A nurse who has spent more than 20 years working in the NHS says she has been left “disgruntled” after losing out on a “week’s worth of meals” by the rise in national insurance contributions.
Val Fox lost £15 of her take home wage packet after the UK government uplifted NI payments to 1.25p in the pound amid the cost of living crisis.
The 55-year-old mum, from Lanarkshire, is among millions to experience decline in real terms against a backdrop of stagnant pay and soaring prices of energy and food.
She now pays an additional £30 per month because of the levy and admitted the fall in income would “impact” her ability to provide a home for her 26-year-old daughter and two stepchildren.
“A lot of people might think, £15 is not a lot of money, but it is and it’s my money and I don’t think the Government has got the right to take that from me,” she told STV News.

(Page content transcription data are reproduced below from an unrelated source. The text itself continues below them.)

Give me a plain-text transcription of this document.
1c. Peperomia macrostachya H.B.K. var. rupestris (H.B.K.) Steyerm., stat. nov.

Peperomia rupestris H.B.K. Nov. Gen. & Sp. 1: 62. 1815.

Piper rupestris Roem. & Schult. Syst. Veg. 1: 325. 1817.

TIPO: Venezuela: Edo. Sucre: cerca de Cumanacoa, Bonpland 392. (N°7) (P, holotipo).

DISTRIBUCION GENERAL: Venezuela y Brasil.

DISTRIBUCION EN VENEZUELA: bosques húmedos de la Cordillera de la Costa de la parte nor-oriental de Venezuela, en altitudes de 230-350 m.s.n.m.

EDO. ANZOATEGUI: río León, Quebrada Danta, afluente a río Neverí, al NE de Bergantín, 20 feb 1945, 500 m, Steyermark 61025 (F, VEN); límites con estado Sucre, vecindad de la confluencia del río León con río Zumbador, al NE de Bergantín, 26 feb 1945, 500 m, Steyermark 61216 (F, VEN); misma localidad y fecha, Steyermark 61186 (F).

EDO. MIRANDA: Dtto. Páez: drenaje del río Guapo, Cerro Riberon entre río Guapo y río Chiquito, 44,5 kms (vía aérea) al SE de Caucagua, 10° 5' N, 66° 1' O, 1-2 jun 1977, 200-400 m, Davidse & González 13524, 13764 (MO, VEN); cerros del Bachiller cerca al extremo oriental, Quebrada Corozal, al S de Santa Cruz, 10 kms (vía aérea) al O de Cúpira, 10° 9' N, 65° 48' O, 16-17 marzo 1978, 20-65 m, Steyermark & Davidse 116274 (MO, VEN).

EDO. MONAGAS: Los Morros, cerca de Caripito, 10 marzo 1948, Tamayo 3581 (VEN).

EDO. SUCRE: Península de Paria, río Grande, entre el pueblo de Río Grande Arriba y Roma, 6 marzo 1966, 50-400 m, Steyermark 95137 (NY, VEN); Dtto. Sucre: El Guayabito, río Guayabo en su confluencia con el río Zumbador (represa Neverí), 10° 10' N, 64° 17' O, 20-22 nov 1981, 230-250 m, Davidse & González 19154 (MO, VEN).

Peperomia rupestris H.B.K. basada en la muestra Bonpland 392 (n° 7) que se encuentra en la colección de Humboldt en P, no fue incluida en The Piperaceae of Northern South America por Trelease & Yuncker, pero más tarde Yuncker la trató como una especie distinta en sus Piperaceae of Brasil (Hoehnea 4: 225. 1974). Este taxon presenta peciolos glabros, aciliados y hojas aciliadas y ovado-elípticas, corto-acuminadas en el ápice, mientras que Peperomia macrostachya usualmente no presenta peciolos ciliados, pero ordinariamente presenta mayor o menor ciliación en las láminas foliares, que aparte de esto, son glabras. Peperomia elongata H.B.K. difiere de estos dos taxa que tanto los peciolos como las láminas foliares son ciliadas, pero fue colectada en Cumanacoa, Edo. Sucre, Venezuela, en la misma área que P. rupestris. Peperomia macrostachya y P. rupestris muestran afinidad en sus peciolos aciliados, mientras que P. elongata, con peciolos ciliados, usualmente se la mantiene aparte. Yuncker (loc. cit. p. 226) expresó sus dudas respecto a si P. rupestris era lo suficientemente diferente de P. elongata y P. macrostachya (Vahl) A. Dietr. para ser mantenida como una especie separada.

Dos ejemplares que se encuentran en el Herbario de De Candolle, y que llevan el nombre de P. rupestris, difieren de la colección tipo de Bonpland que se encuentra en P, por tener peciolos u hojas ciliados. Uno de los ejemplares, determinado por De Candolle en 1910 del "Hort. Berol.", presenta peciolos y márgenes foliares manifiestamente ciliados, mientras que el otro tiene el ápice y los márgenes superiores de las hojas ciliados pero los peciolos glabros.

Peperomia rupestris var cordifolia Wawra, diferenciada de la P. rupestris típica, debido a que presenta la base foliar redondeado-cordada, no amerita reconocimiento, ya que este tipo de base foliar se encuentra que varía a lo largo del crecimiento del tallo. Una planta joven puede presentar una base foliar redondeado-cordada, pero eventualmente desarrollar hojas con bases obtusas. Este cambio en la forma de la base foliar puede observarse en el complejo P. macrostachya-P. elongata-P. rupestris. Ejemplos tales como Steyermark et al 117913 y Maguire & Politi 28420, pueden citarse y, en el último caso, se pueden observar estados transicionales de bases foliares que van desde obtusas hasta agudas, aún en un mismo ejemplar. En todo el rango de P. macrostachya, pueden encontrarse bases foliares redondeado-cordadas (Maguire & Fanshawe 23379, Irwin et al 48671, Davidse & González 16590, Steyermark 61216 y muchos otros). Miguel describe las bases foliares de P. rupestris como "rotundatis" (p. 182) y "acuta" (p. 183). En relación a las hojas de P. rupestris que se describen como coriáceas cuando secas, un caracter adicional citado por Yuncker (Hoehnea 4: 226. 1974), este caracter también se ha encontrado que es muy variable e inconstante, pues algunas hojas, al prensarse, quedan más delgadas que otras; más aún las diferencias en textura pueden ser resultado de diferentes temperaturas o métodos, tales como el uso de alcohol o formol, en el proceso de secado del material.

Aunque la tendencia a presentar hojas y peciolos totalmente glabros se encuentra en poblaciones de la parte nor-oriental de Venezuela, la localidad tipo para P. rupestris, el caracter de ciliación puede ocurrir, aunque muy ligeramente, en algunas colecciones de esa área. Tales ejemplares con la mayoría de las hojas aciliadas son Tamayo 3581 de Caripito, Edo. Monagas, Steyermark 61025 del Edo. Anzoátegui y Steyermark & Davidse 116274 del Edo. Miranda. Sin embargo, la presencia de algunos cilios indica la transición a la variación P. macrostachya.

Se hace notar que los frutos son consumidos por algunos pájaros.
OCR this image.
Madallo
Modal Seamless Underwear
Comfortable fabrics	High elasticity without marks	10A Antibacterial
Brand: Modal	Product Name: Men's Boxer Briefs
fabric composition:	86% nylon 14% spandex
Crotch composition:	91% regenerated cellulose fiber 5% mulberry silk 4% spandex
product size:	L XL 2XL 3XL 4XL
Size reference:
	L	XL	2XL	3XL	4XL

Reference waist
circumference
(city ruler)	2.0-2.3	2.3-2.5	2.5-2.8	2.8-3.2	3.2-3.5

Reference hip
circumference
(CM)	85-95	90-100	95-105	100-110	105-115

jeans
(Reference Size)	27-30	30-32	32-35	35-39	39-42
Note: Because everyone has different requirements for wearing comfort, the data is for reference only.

“That’s a week’s worth of meals to me, but for other people it’s two, three days worth of electricity.
“But it’s not just impacting me. It’s impacting everybody. In today’s society I just feel that your take home pay, any pay, it shouldn’t be going down, it should be going up because everything else is going up.”
It comes as the latest figures from the Office for National Statistics (ONS) painted a grim picture of the UK’s economic future as fears grow over a recession.
Gross Domestic Product (GDP) rose by less than 1% in the first three months of 2022 – down from 1.3% a year ago.
Skyrocketing energy costs and the highest rate of inflation in 30 years have threatened to plunge millions across the country into financial peril – leading to calls for an ’emergency budget’ to address the fiscal squeeze.
The National Institute of Economic and Social Research (Niesr) think tank has predicted that the UK will fall into recession, forecasting a GDP contraction in the third and fourth quarters.
Energy bills are expected to increase to as much as £3,000 per year in October when regulator Ofgem raises its price cap for the second time in the space of six months.
Meanwhile, inflation stands at 7%, its highest level in the UK since 1992, leading the Bank of England to raise interest rates to a 13-year high of 1% last week in a bid to combat the surge.
However, the Bank also predicted household incomes are to be slashed again later in the year – when inflation is expected to peak at more than 10%.
Chancellor Rishi Sunak apportioned the lack of recovery to “global challenges,” citing Russia’s invasion of Ukraine as undermining global financial confidence.
He warned the UK faces “anxious times” ahead, telling Sky News: “I know these are anxious times, and, unfortunately, because the challenges we face are global in nature, I can’t just make them all disappear.”